The Union system produced the highest recall because it merged both systems’ outputs; however, its precision was lower than the others. Although the Union system produced the highest micro average F-score, a simple union of two system outputs did not achieve much gain compared to the ML system.
Besides the challenges pertaining to sentiment analysis, insights we gained from the current exercise include the irregularity and heterogeneous nature of real-life data broadly gathered for clinical NLP applications. We believe these problems are not able to resort only to data, format, and/or annotation standardization because it must be the reality that incoming data are always not well-formatted. NLP systems need to accommodate unexpected vocabulary, formatting and inconsistent annotation to some extent. That being said, regular formatting of text and consistent annotation would be highly desired. Notably, in System 1 (ML emphasis), our re-annotation of the training corpus improved emotion classification by ~1% in micro average F-score on both training and test sets.
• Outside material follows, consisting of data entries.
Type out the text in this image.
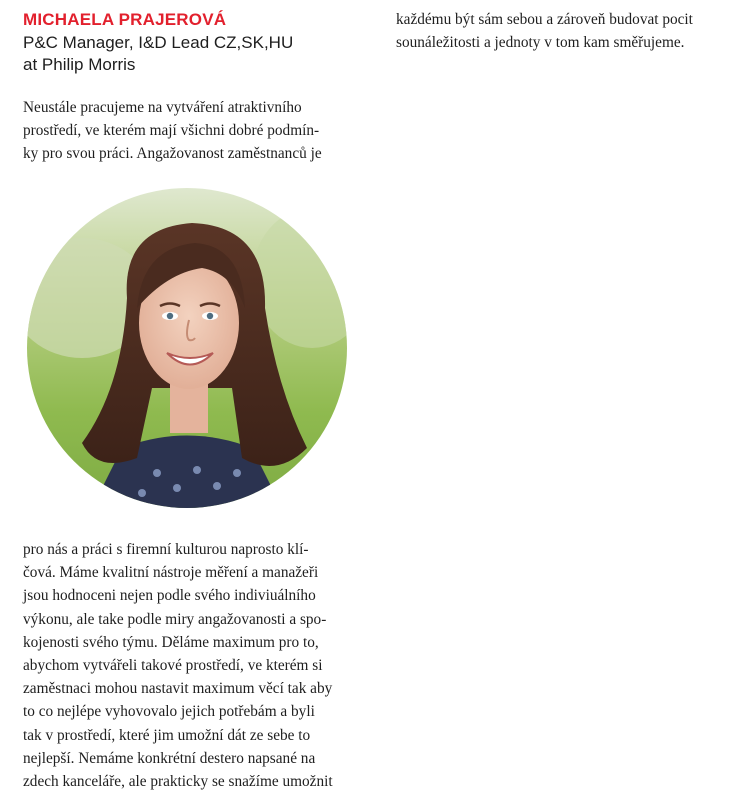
MICHAELA PRAJEROVÁ
P&C Manager, I&D Lead CZ,SK,HU
at Philip Morris

Neustále pracujeme na vytváření atraktivního
prostředí, ve kterém mají všichni dobré podmín-
ky pro svou práci. Angažovanost zaměstnanců je

pro nás a práci s firemní kulturou naprosto klí-
čová. Máme kvalitní nástroje měření a manažeři
jsou hodnoceni nejen podle svého indiviuálního
výkonu, ale take podle miry angažovanosti a spo-
kojenosti svého týmu. Děláme maximum pro to,
abychom vytvářeli takové prostředí, ve kterém si
zaměstnaci mohou nastavit maximum věcí tak aby
to co nejlépe vyhovovalo jejich potřebám a byli
tak v prostředí, které jim umožní dát ze sebe to
nejlepší. Nemáme konkrétní destero napsané na
zdech kanceláře, ale prakticky se snažíme umožnit

každému být sám sebou a zároveň budovat pocit
sounáležitosti a jednoty v tom kam směřujeme.
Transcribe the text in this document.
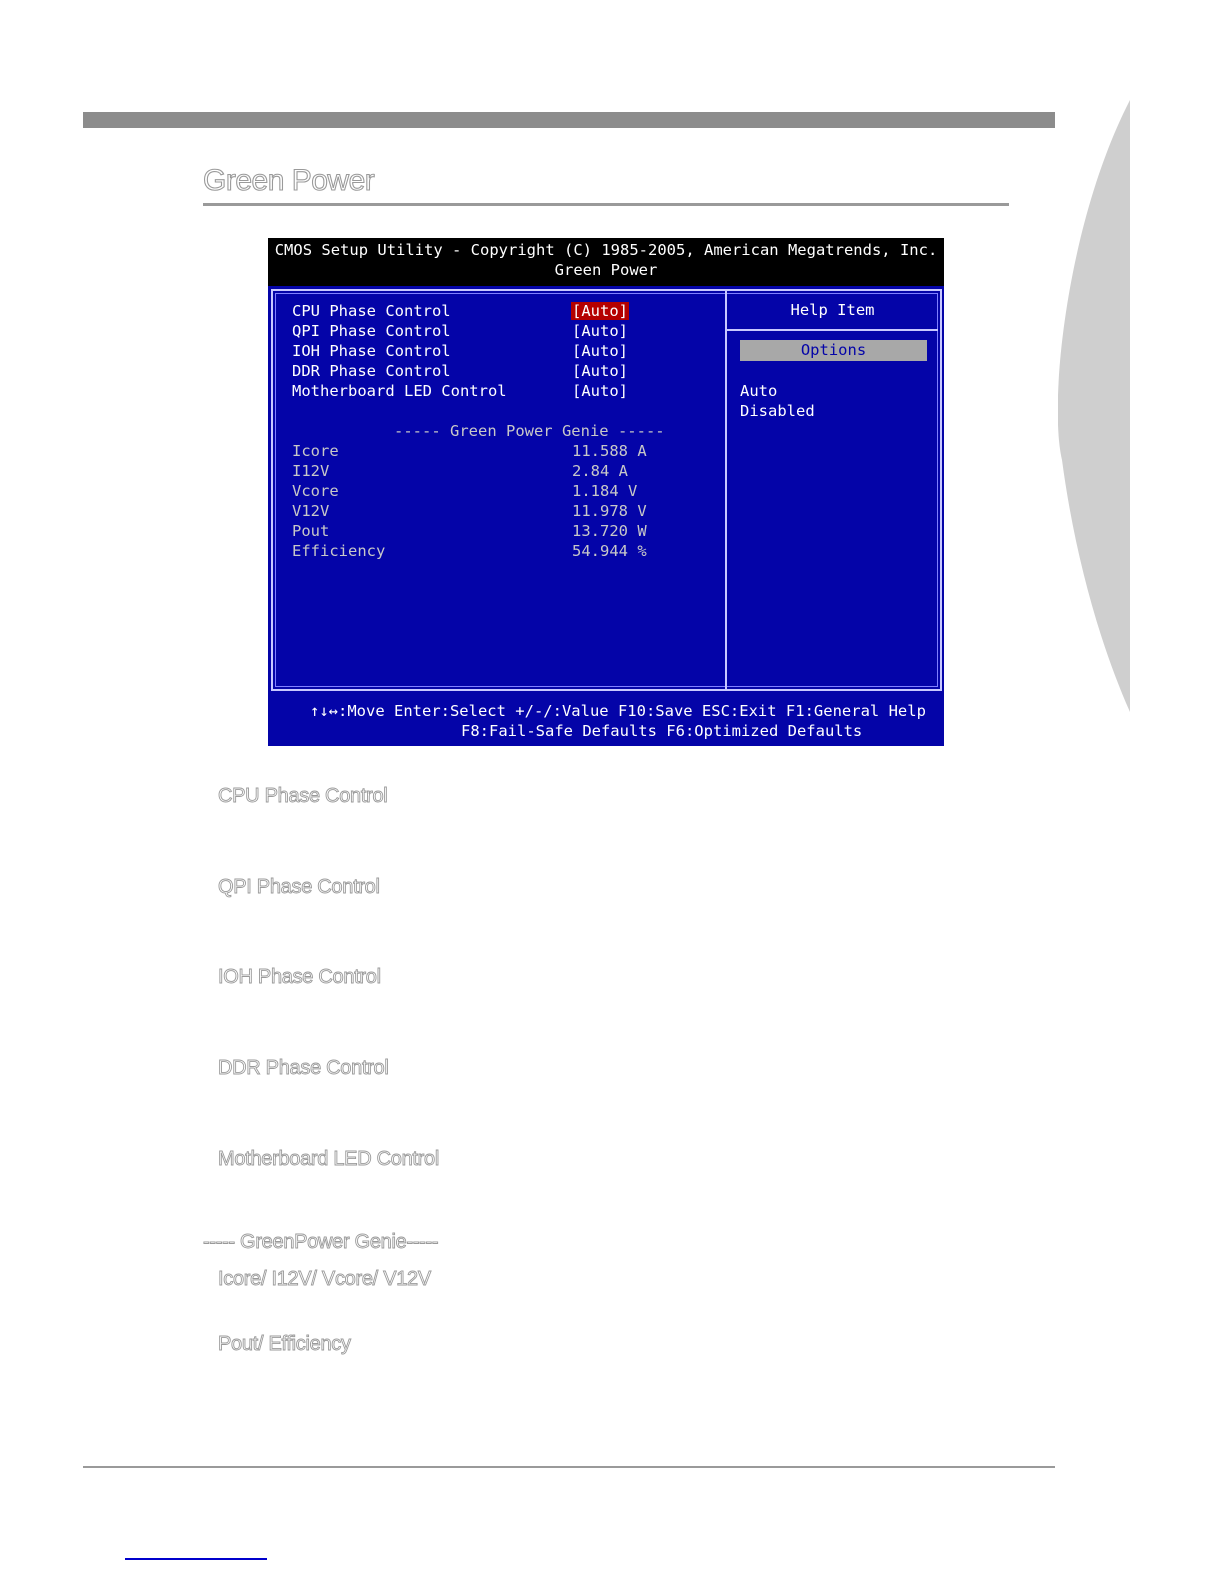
Green Power
CMOS Setup Utility - Copyright (C) 1985-2005, American Megatrends, Inc.
Green Power
CPU Phase Control	[Auto]
QPI Phase Control	[Auto]
IOH Phase Control	[Auto]
DDR Phase Control	[Auto]
Motherboard LED Control	[Auto]
----- Green Power Genie -----
Icore	11.588 A
I12V	2.84 A
Vcore	1.184 V
V12V	11.978 V
Pout	13.720 W
Efficiency	54.944 %
Help Item
Options
Auto
Disabled
↑↓↔:Move Enter:Select +/-/:Value F10:Save ESC:Exit F1:General Help
F8:Fail-Safe Defaults F6:Optimized Defaults
CPU Phase Control
QPI Phase Control
IOH Phase Control
DDR Phase Control
Motherboard LED Control
----- GreenPower Genie-----
Icore/ I12V/ Vcore/ V12V
Pout/ Efficiency
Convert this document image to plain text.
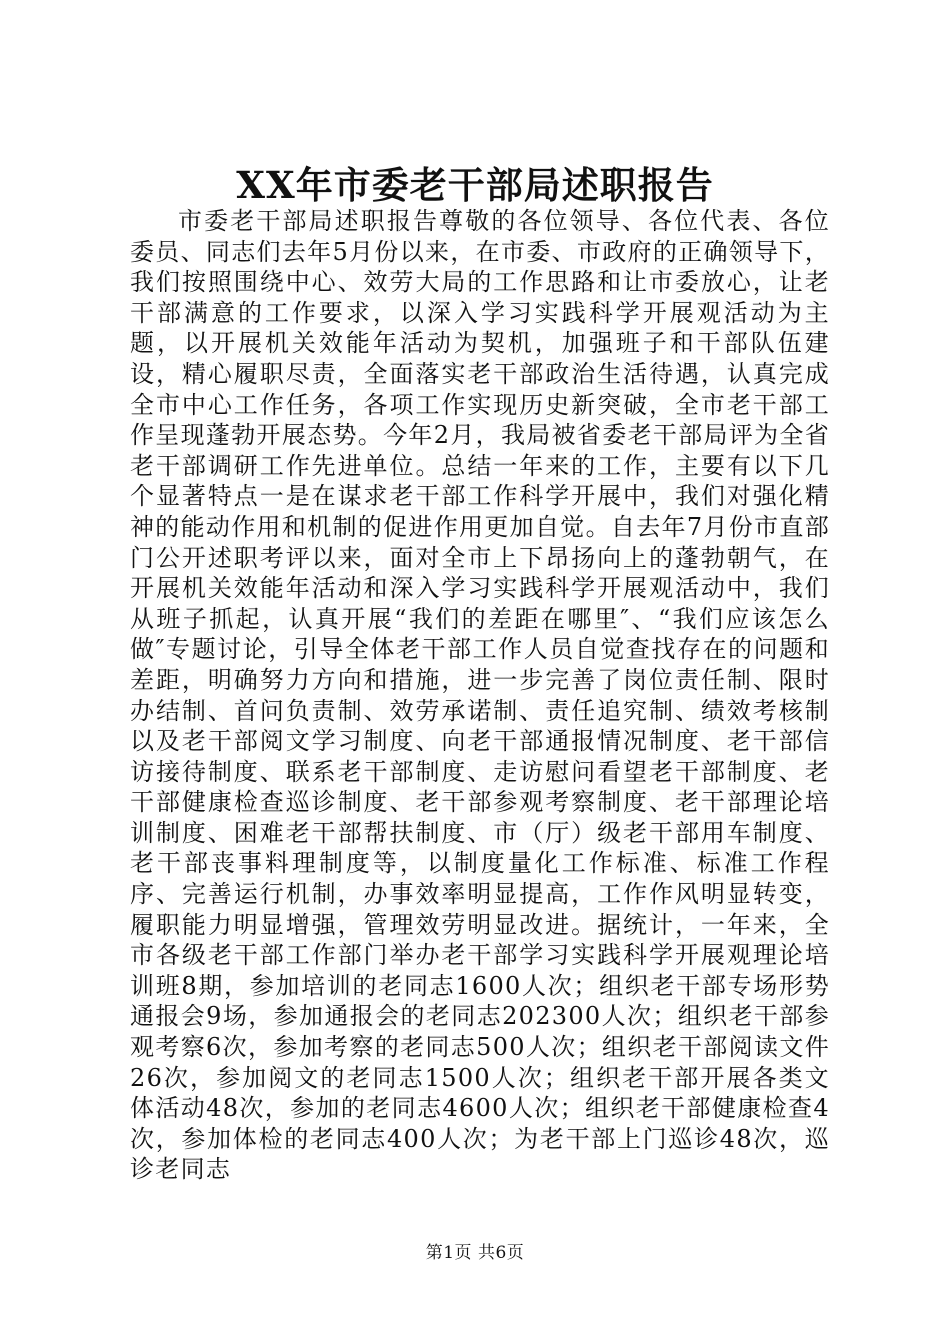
XX年市委老干部局述职报告

市委老干部局述职报告尊敬的各位领导、各位代表、各位委员、同志们去年5月份以来，在市委、市政府的正确领导下，我们按照围绕中心、效劳大局的工作思路和让市委放心，让老干部满意的工作要求，以深入学习实践科学开展观活动为主题，以开展机关效能年活动为契机，加强班子和干部队伍建设，精心履职尽责，全面落实老干部政治生活待遇，认真完成全市中心工作任务，各项工作实现历史新突破，全市老干部工作呈现蓬勃开展态势。今年2月，我局被省委老干部局评为全省老干部调研工作先进单位。总结一年来的工作，主要有以下几个显著特点一是在谋求老干部工作科学开展中，我们对强化精神的能动作用和机制的促进作用更加自觉。自去年7月份市直部门公开述职考评以来，面对全市上下昂扬向上的蓬勃朝气，在开展机关效能年活动和深入学习实践科学开展观活动中，我们从班子抓起，认真开展“我们的差距在哪里″、“我们应该怎么做″专题讨论，引导全体老干部工作人员自觉查找存在的问题和差距，明确努力方向和措施，进一步完善了岗位责任制、限时办结制、首问负责制、效劳承诺制、责任追究制、绩效考核制以及老干部阅文学习制度、向老干部通报情况制度、老干部信访接待制度、联系老干部制度、走访慰问看望老干部制度、老干部健康检查巡诊制度、老干部参观考察制度、老干部理论培训制度、困难老干部帮扶制度、市（厅）级老干部用车制度、老干部丧事料理制度等，以制度量化工作标准、标准工作程序、完善运行机制，办事效率明显提高，工作作风明显转变，履职能力明显增强，管理效劳明显改进。据统计，一年来，全市各级老干部工作部门举办老干部学习实践科学开展观理论培训班8期，参加培训的老同志1600人次；组织老干部专场形势通报会9场，参加通报会的老同志202300人次；组织老干部参观考察6次，参加考察的老同志500人次；组织老干部阅读文件26次，参加阅文的老同志1500人次；组织老干部开展各类文体活动48次，参加的老同志4600人次；组织老干部健康检查4次，参加体检的老同志400人次；为老干部上门巡诊48次，巡诊老同志

第1页 共6页
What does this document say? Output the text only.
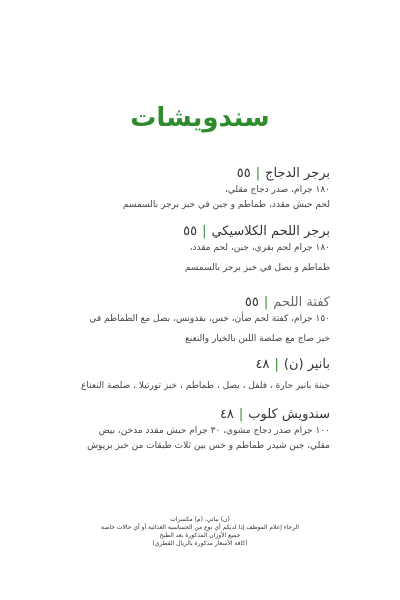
سندويشات
برجر الدجاج|٥٥
١٨٠ جرام، صدر دجاج مقلي،
لحم حبش مقدد، طماطم و جبن في خبز برجر بالسمسم
برجر اللحم الكلاسيكي|٥٥
١٨٠ جرام لحم بقري، جبن، لحم مقدد،
طماطم و بصل في خبز برجر بالسمسم
كفتة اللحم|٥٥
١٥٠ جرام، كفتة لحم ضأن، خس، بقدونس، بصل مع الطماطم في
خبز صاج مع صلصة اللبن بالخيار والنعنع
بانير (ن)|٤٨
جبنة بانير حارة ، فلفل ، بصل ، طماطم ، خبز تورتيلا ، صلصة النعناع
سندويش كلوب|٤٨
١٠٠ جرام صدر دجاج مشوي، ٣٠ جرام حبش مقدد مدخن، بيض
مقلي، جبن شيدر طماطم و خس بين ثلاث طبقات من خبز بريوش
(ن) نباتي، (م) مكسرات
الرجاء إعلام الموظف إذا لديكم أي نوع من الحساسية الغذائية أو أي حالات خاصة
جميع الأوزان المذكورة بعد الطبخ
(كافة الأسعار مذكورة بالريال القطري)
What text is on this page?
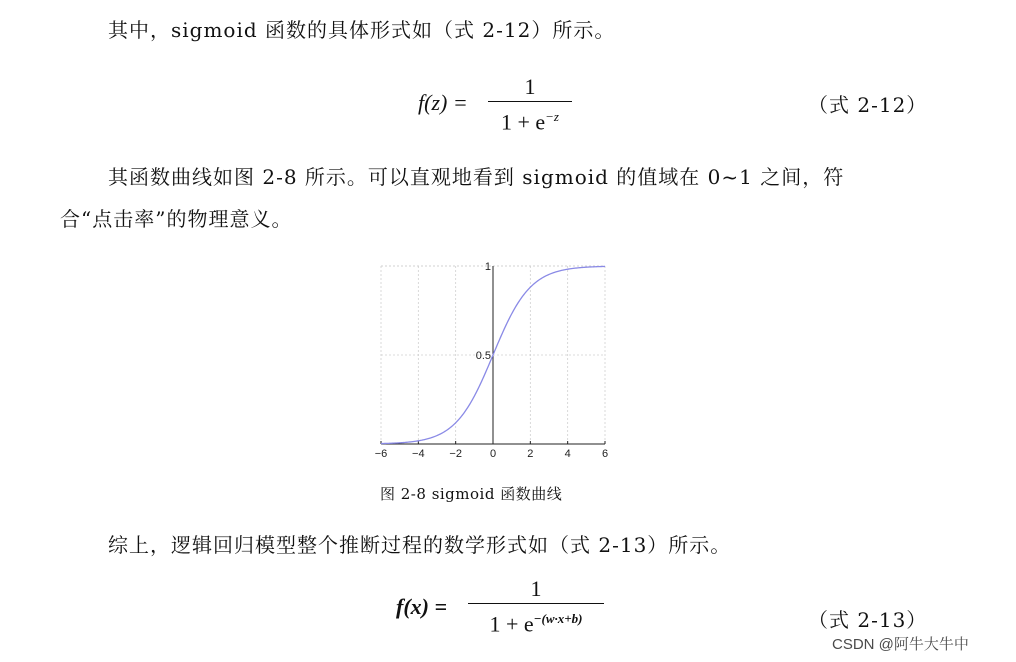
其中，sigmoid 函数的具体形式如（式 2-12）所示。
f(z) =
1
$1 + e^{-z}$	（式 2-12）
其函数曲线如图 2-8 所示。可以直观地看到 sigmoid 的值域在 0~1 之间，符
合“点击率”的物理意义。
−6 −4 −2	0	2	4	6
0.5
1
图 2-8 sigmoid 函数曲线
综上，逻辑回归模型整个推断过程的数学形式如（式 2-13）所示。
f(x) =
1
$1 + e^{-(w\cdot x+b)}$	（式 2-13）
CSDN @阿牛大牛中
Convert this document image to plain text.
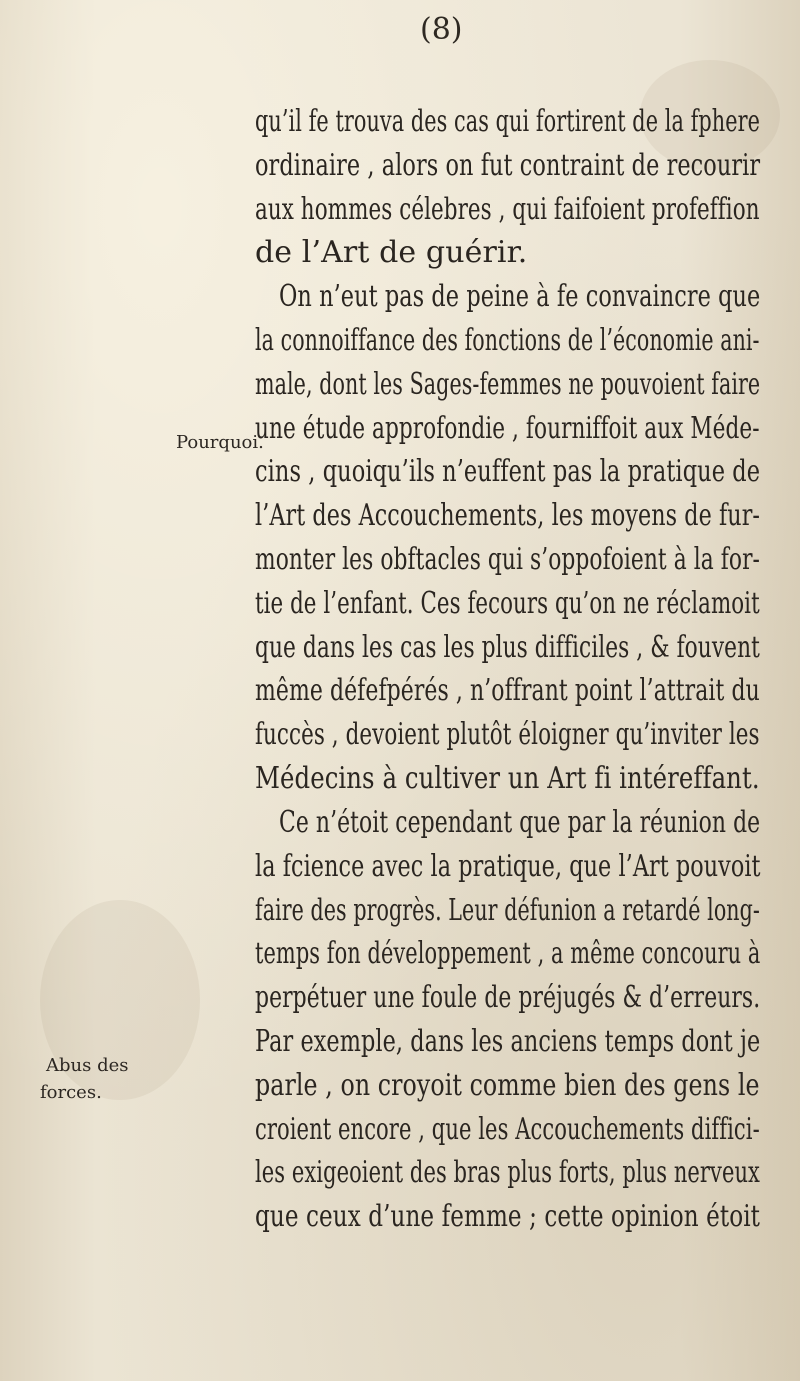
(8)
Pourquoi.
Abus des
forces.
qu’il fe trouva des cas qui fortirent de la fphere
ordinaire , alors on fut contraint de recourir
aux hommes célebres , qui faifoient profeffion
de l’Art de guérir.
On n’eut pas de peine à fe convaincre que
la connoiffance des fonctions de l’économie ani-
male, dont les Sages-femmes ne pouvoient faire
une étude approfondie , fourniffoit aux Méde-
cins , quoiqu’ils n’euffent pas la pratique de
l’Art des Accouchements, les moyens de fur-
monter les obftacles qui s’oppofoient à la for-
tie de l’enfant. Ces fecours qu’on ne réclamoit
que dans les cas les plus difficiles , & fouvent
même défefpérés , n’offrant point l’attrait du
fuccès , devoient plutôt éloigner qu’inviter les
Médecins à cultiver un Art fi intéreffant.
Ce n’étoit cependant que par la réunion de
la fcience avec la pratique, que l’Art pouvoit
faire des progrès. Leur défunion a retardé long-
temps fon développement , a même concouru à
perpétuer une foule de préjugés & d’erreurs.
Par exemple, dans les anciens temps dont je
parle , on croyoit comme bien des gens le
croient encore , que les Accouchements diffici-
les exigeoient des bras plus forts, plus nerveux
que ceux d’une femme ; cette opinion étoit
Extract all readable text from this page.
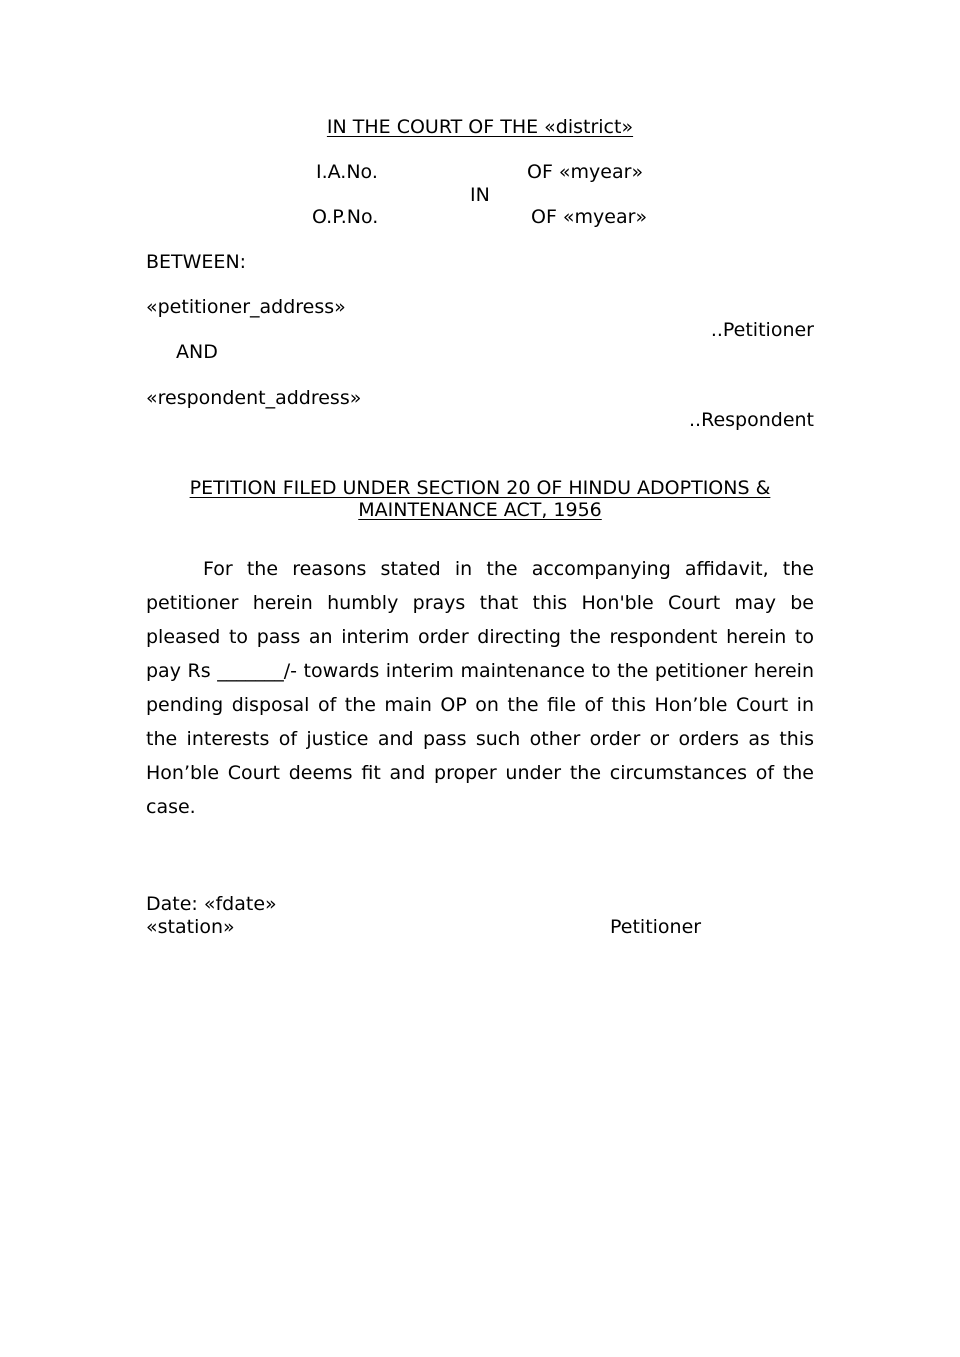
IN THE COURT OF THE «district»
I.A.No.	OF «myear»
IN
O.P.No.	OF «myear»
BETWEEN:
«petitioner_address»
..Petitioner
AND
«respondent_address»
..Respondent
PETITION FILED UNDER SECTION 20 OF HINDU ADOPTIONS &
MAINTENANCE ACT, 1956

For the reasons stated in the accompanying affidavit, the petitioner herein humbly prays that this Hon'ble Court may be pleased to pass an interim order directing the respondent herein to pay Rs _______/- towards interim maintenance to the petitioner herein pending disposal of the main OP on the file of this Hon’ble Court in the interests of justice and pass such other order or orders as this Hon’ble Court deems fit and proper under the circumstances of the case.

Date: «fdate»
«station»	Petitioner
In the current corpus, we observed that the exact same sentence can have different emotions assigned to it in the gold standard. For example, the following cases are inconsistently assigned a given emotion (ie, sometimes assigned a given emotion, sometimes not):
“Thanks _NAME_.” <e = “thankfulness”>
“I love you.” <e = “love”>
In addition, similar sentences often disagree with their emotion class. We assume that this is because the feeling of emotion could be subjective, and in addition, it could be affected by the context of the whole document. This fact might cause inconsistency in emotion annotation. The relatively low F-score of this task (mean = 0.4875 of all participated teams in this I2B2 challenge) might also reflect this intrinsic difficulty in emotion assignment. To partially incorporate nearby contexts, we tried to use one previous sentence as well as the current one in ML training, but this did not improve the classification performance.
For some emotions (eg, sorrow, blame, and anger), it seems necessary to understand the overall contextual meaning of the sentence rather than using simple indication keywords. The ML trained without syntactic/semantic features and string pattern matching rules is prone to fail in correctly identifying those emotions.
Even further, some emotions seem to be annotated based on document level understanding rather than handling individual sentences separately. Those emotions are hard to classify correctly unless the system understands the overall context and feeling of the person. The current system trained and tested without considering deep syntactic/semantic aspects would face the difficulty in correctly identifying them.